Os (in)corruptíveis de 2020
Não vamos facilitar as coisas: em um ano com tantos canalhas não há tarefa mais difícil que escolher o maior deles, a grande inspiração de todos os outros. Mas a Organized Crime and Corruption Reporting Project (OCCP) — não vou traduzir, afinal tudo em inglês soa mais cult — chegou em consenso e escolheu, em votação de um júri, a pessoa mais corrupta do ano. Incrivelmente pela primeira vez, o prêmio vem para o Brasil: Jair Bolsonaro foi o eleito!
O prêmio veio tarde para as terras verde-amarelas. Foi em 1500 que Caminha, escrevendo a “certidão de nascimento” do Brasil, negociava com El-Rei D. Manuel um cargo ao seu genro, o que deve ter sido o primeiro jeitinho brasileiro da história. Mais tarde, a peça se repetiria em outros anos, cidades e heróis. O prêmio vem, no mínimo, com alguns séculos de atraso.

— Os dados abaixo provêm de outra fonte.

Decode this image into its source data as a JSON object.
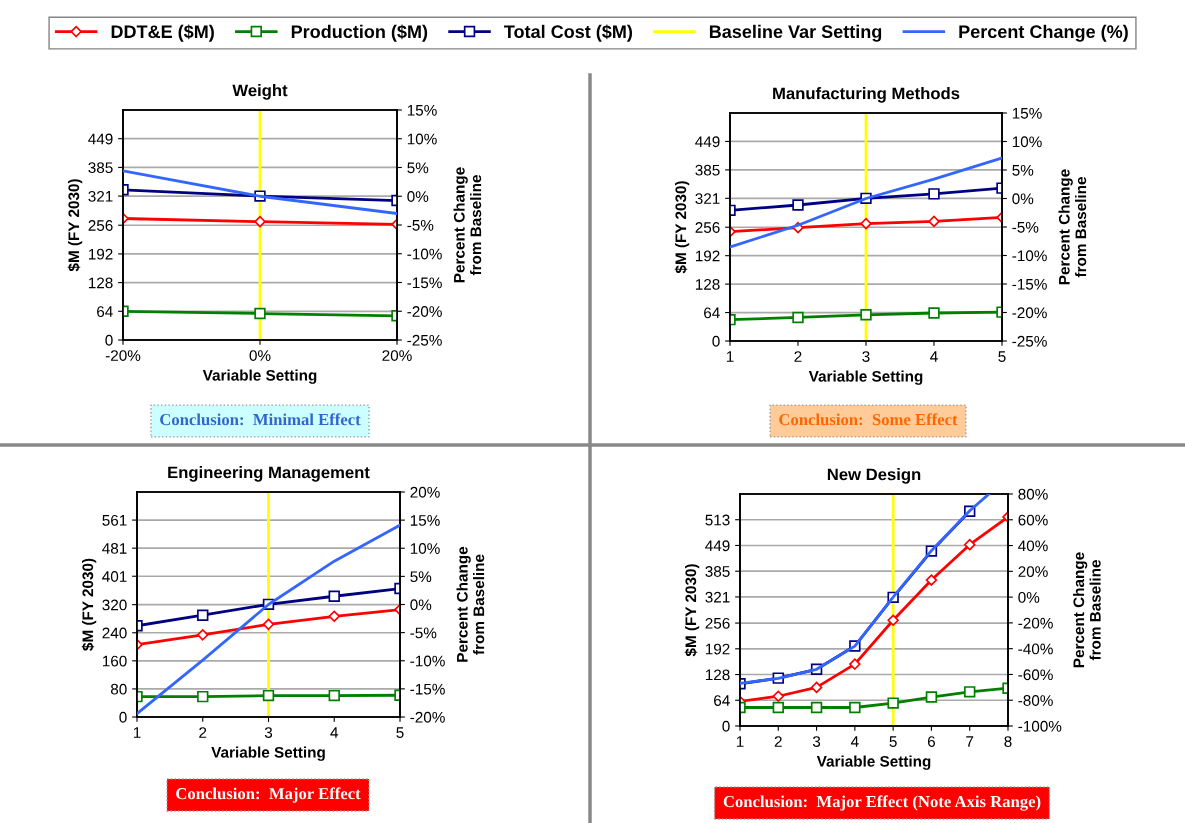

Mas eu protesto! Ele nos foi concedido de forma injusta, pelo menos neste momento. O presidente brasileiro não o merece. Não por sua incorruptibilidade, mas sim por outro fator muito mais externo: pela concorrência. O presidente não é qualificado (o suficiente) para o cargo.
Em tempos de meias-verdades, é sempre bom falar duas vezes. Isto não é uma defesa ao presidente da República, muito pelo contrário! Comparado aos “glamurosos esquemas de corrupção” que tivemos no passado, a do atual Presidente é de baixo nível intelectual. A história, essa também corruptível como os homens, há de julgá-lo e julgar-nos. O que nos resta é a reflexão: quem de fato merecia o prêmio de mais corrupto do ano?
Os jornalistas e organizações de mídia do OCCP também puseram no pódio o presidente americano Donald Trump, o autocrata turco Recep Erdoğan e o oligarca ucraniano Ihor Kolomoisky. Apesar de sua competência, eles estão longe de ser os favoritos.
Os nomes levam a crer que os jurados do OCCP estão vivendo em um universo paralelo, com um 2020 muito diferente do que ocorreu. Mais uma vez, não pela falta de canalhice dos finalistas, mas sim pela competência de muitos candidatos fortíssimos deste ano, que, diga-se de passagem, revelou uma seleção de canalhas.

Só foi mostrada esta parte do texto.